Marisa957
Aug 19, 2012, 10:12 PM
My month old son had rolled off the bed and hit the hard wood floor. I left the room when he was asleep to go to the bathroom and I heard something fallen and then I heard him crying so I rush out of the bathroom to the room and saw him on the floor. I pick him up and he was trying to go 2 sleep. Im a first time mom so I wanted to know if he was OK. I took him to the hospital they took a ct scan and the doctor came back and said he was OK. The doctor told me to stay in the hospital overnight so they can watch him to see if anything change. I stayed in the hospital for 3 days. The hospital had called DCFS on me and they came to the hospital. The first DCFS Investigator had came with a attitude asked me what happened so I told her. She said I was making things up. She left the room I was in with my son and she was talking to my son father and his grandmother. She told them my son didn't have any marks on his body if he really did hit the floor so she told them I was making things up to get attention.

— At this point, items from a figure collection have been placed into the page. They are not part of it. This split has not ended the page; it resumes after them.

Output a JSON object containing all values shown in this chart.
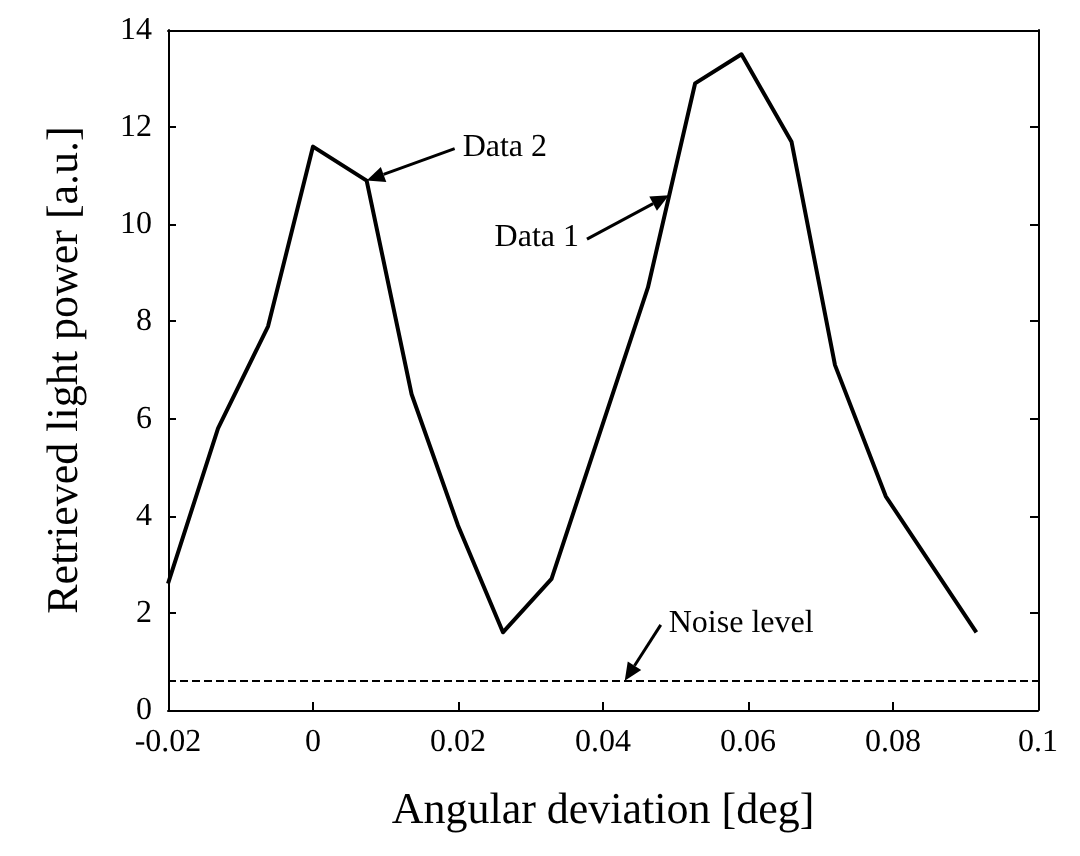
{
  "chart_data": {
    "type": "line",
    "xlabel": "Angular deviation [deg]",
    "ylabel": "Retrieved light power [a.u.]",
    "x": [
      -0.02,
      -0.0131,
      -0.0062,
      0,
      0.0074,
      0.0136,
      0.02,
      0.0262,
      0.0329,
      0.0462,
      0.0527,
      0.0591,
      0.066,
      0.072,
      0.079,
      0.0915
    ],
    "series": [
      {
        "color": "#000000",
        "values": [
          2.6,
          5.8,
          7.9,
          11.6,
          10.9,
          6.5,
          3.8,
          1.6,
          2.7,
          8.7,
          12.9,
          13.5,
          11.7,
          7.1,
          4.4,
          1.6
        ]
      }
    ],
    "xlim": [
      -0.02,
      0.1
    ],
    "xticks": [
      -0.02,
      0,
      0.02,
      0.04,
      0.06,
      0.08,
      0.1
    ],
    "ylim": [
      0,
      14
    ],
    "yticks": [
      0,
      2,
      4,
      6,
      8,
      10,
      12,
      14
    ],
    "ref_lines": [
      {
        "axis": "y",
        "value": 0.6,
        "label": null,
        "color": "#000000",
        "line_style": "dashed"
      }
    ],
    "annotations": [
      {
        "text": "Data 2",
        "x": 0.0074,
        "y": 10.9
      },
      {
        "text": "Data 1",
        "x": 0.0491,
        "y": 10.6
      },
      {
        "text": "Noise level",
        "x": 0.043,
        "y": 0.6
      }
    ],
    "grid": false,
    "marker": "none",
    "line_style": "solid"
  }
}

The day my son was suppose to leave the hospital another DCFS lady had came and said they were going to take my son and put him in the care of his grandmother because I was going to investigate how he falled. They told his grandmother they don't want me to be alone with him and if she want she can say if she want me to see him or not. After 2 days of not seeing my son the Investigator had came and took pictures of my bed room. The next day she came back with a caseworker and said I was going to get a letter in the mail saying the report is indicated that the incident of child abuse and/or neglect occurred the following acts/ omissions inadequate supervision occurred. They found evidence to support they claim. They said I have to take parents empowerment class and I have to seek mental help. They told my son father and his grandmother that I'm mentally unstable to take care of my son. They have no proof of that. I want to know did DCFS have the right to take my son from me and Do they have the right to say I have a mental problem?